The kind of policy could grow widely if the FDA regulates e-cigs as tobacco products. The Affordable Care Act permits insurers to charge up to 50 percent more for tobacco users. There's no national survey yet that counts such policies.

For now, board members of the Society for Human Resource Management's Kansas City chapter and several employment law attorneys say the issue of regulating e-cigs in the workplace is fairly quiet.

"It's not a big issue for us, but the question has been asked and we include electronic cigarettes in our policy prohibiting the use of tobacco products in the workplace," said Hallmark Cards vice president Steve Doyal.

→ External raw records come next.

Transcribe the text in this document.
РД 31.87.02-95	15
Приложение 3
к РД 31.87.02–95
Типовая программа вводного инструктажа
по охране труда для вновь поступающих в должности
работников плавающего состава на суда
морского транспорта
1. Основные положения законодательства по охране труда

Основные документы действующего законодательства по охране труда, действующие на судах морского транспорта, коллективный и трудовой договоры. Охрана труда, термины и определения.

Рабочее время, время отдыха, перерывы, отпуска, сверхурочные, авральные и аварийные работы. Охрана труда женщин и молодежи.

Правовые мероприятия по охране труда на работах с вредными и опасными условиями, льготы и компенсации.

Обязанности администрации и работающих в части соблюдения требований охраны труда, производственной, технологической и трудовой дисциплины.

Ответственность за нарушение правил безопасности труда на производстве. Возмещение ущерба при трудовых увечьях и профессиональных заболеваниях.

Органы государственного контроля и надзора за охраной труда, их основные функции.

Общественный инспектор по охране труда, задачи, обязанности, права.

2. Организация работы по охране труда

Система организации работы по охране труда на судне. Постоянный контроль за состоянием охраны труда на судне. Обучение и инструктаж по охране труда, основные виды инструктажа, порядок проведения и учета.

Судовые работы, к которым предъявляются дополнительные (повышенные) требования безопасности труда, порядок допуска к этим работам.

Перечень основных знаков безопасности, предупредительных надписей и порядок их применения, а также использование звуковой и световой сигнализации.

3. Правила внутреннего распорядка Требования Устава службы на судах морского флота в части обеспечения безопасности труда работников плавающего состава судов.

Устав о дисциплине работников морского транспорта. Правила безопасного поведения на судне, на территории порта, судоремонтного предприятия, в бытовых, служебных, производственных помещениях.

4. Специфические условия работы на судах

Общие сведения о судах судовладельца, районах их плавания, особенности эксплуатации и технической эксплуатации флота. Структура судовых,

Other human-resource officials have quietly and individually said no to e-cig use on the job, not wanting to open the door to wider use.

Shelly Freeman, a Kansas City lawyer with HROI, a firm that advises employers on workplace law, said no clients had specifically asked about e-cigs but that she would recommend including them in their no-smoking policies.

"They certainly have the right to prohibit it on their premises," Freeman said. "But it also can depend on what city ordinances say, exactly."

Freeman added that for many employers, the health question shares top billing with the age-old productivity question about smoking: Do smokers spend too much time on breaks?

That question, because of wide variation in individual work habits of both smokers and nonsmokers, has no definitive answer and depends little on whether it's a tobacco or tobacco-free break.